Négociations de l'OMC à Seattle : " nos " capitalistes sont les premiers responsables du chômage en France05/11/19991999Journal/medias/journalnumero/images/1999/11/une-1634.gif.445x577_q85_box-0%2C13%2C166%2C228_crop_detail.jpg

Leur société

Négociations de l'OMC à Seattle : " nos " capitalistes sont les premiers responsables du chômage en France

Le 30 novembre prochain va débuter à Seattle un nouveau " round " de négociations de l'OMC (Organisation Mondiale du Commerce) - " le round du millénaire " ! - regroupant 134 pays. L'objectif de ces discussions, qui devraient durer au moins trois ans, est d'arriver à un règlement commun entre les participants concernant des sujets qui fâchent : l'agriculture d'abord, mais aussi, entre autres, les services, la concurrence ou l'environnement. L'OMC a succédé au GATT le 1er janvier 1995. C'est une sorte de tribunal de commerce international où dominent, bien entendu, les intérêts des principales puissances impérialistes de la planète : les Etats-Unis, le Canada, les pays d'Europe et le Japon. Les pays du Sud font traditionnellement les frais des décisions édictées dans les pays riches, qui visent à faire baisser les barrières douanières et à déréglementer le commerce au profit de l'industrie des pays développés.

A cela se superposent les rivalités entre impérialistes. Les grands groupes industriels et agricoles américains souhaitent, pour soutenir leurs ventes en Europe, qu'y soient plus largement ouvertes les frontières et obtenir le démantèlement du système des subventions européennes à son agriculture. Et les champions de la défense des intérêts franco-français se rebellent, du moins verbalement. Un Pasqua, par exemple, dénonce la mainmise américaine sur " nos " produits, " une politique stratégique de domination mondiale menée par les Etats-Unis ", et demande solennellement au chef de l'Etat et au Premier ministre de ne pas participer aux négociations de Seattle. C'est sans surprise le cheval de bataille du MDC, le parti de Chevènement. Mais ils sont rejoints dans la demande de moratoire des négociations à Seattle, aussi à gauche par des députés du PCF, des Verts, ou la Gauche socialiste, qui ont eu l'occasion de s'exprimer le 26 octobre dernier à l'Assemblée sur ce sujet, qui dénoncent les effets de la mondialisation et les conséquences pour la population de la déréglementation programmée par l'OMC. ATTAC (Association pour la Taxation des Transactions financières pour l'Aide aux Citoyens), la Coordination pour un contrôle citoyen de l'OMC, la Confédération paysanne (en lutte notamment contre la taxation des produits français outre-atlantique) appellent à une journée d'action contre l'OMC le 27 novembre dans toute la France. Ils ont été rejoints depuis par des organisations syndicales, des intellectuels, des cinéastes (qui défendent l'exception culturelle française rebaptisée " diversité culturelle " et l'industrie française du cinéma) et plusieurs organisations politiques de gauche et d'extrême gauche dans cet appel.
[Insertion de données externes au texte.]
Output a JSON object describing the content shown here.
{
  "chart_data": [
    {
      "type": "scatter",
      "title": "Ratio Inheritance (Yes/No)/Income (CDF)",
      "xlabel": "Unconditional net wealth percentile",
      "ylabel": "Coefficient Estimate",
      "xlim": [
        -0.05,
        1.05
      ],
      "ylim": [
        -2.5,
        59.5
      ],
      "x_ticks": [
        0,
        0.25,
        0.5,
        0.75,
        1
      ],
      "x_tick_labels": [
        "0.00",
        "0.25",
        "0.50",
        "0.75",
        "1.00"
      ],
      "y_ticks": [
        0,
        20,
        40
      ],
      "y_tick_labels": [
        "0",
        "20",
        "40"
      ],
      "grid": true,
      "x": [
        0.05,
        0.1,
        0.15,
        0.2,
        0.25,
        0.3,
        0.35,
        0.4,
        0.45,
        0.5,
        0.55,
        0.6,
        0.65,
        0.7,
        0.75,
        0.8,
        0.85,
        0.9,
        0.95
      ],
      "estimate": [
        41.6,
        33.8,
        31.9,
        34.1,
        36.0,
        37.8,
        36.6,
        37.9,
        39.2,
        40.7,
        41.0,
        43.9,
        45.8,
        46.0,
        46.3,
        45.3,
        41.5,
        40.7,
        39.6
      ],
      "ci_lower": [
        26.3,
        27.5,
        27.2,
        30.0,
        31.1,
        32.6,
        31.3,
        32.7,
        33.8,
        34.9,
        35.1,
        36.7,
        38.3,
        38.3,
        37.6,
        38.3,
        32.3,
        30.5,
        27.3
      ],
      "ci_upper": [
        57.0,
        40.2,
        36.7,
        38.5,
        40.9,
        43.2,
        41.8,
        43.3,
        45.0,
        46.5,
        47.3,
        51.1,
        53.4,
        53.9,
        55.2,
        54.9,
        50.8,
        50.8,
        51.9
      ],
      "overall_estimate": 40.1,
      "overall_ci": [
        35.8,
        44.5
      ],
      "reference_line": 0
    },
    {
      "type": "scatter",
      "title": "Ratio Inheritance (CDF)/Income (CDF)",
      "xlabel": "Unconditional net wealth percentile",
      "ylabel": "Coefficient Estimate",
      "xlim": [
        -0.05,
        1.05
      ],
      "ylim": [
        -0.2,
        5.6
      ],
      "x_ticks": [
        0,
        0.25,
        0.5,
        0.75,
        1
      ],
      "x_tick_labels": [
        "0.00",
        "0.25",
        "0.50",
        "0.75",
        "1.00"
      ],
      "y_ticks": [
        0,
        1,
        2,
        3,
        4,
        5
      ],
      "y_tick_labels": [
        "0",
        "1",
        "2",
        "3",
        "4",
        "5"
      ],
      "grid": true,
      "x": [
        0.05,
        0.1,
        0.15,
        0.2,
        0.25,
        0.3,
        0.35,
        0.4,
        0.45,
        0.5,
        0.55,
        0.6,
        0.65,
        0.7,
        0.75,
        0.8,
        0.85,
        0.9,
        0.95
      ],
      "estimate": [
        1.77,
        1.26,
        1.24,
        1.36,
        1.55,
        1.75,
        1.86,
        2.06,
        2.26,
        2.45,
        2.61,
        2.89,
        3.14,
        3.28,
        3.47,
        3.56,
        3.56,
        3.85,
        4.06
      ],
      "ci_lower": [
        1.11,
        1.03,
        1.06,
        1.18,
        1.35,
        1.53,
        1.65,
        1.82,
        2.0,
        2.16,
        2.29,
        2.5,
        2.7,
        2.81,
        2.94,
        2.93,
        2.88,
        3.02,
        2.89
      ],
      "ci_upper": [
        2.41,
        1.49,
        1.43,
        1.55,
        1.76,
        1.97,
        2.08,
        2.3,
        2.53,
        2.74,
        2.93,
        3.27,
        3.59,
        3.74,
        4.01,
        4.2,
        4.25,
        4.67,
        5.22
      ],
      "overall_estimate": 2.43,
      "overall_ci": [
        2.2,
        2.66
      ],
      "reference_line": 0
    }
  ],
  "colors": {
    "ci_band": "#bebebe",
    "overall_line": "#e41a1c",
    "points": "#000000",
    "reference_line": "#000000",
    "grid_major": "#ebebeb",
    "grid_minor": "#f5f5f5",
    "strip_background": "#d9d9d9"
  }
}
Le 30 novembre même, jour de l'ouverture des négociations de l'OMC, des syndicats américains, dont l'AFL-CIO, des Églises, des mouvements écologistes et des ONG qui craignent les conséquences d'une déréglementation et de la privatisation par exemple des services aujourd'hui publics, appellent à manifester à Seattle même.

Il est légitime de combattre la dégradation des conditions de travail et le chômage aggravés par les décisions que peuvent prendre les défenseurs des grands groupes capitalistes dans des institutions comme l'OMC. Il ne faut pour autant ni diaboliser ce qui n'est qu'un instrument, l'OMC, et faire oublier, en se focalisant contre l'industrie américaine, que les responsables du chômage à Michelin ou à Epéda par exemple, sont aussi ici en France et qu'ils gagnent des fortunes en surexploitant les travailleurs sans avoir besoin d'obéir à des consignes lointaines fixées dans des commissions européennes ou aux Etats-Unis. Ni enfin, au nom de la défense des travailleurs, défendre moindrement, en fait, les prérogatives des groupes capitalistes français.

Les négociateurs représentant les puissances impérialistes à l'OMC sont à la fois rivaux en affaires, et complices contre les pays pauvres et pour aggraver la situation des classes laborieuses partout pour gagner plus de profits.

Il ne s'agit pas d'un " nouveau " capitalisme, d'un " ultra-libéralisme " plus agressif qu'avant ou des effets pervers de l'internationalisation croissante des échanges, mais bien du fonctionnement exacerbé du capitalisme " ordinaire ", toujours plus assoiffé de profits, qui mène une guerre économique sans merci et qu'il faut combattre partout, aux Etats-Unis comme en France.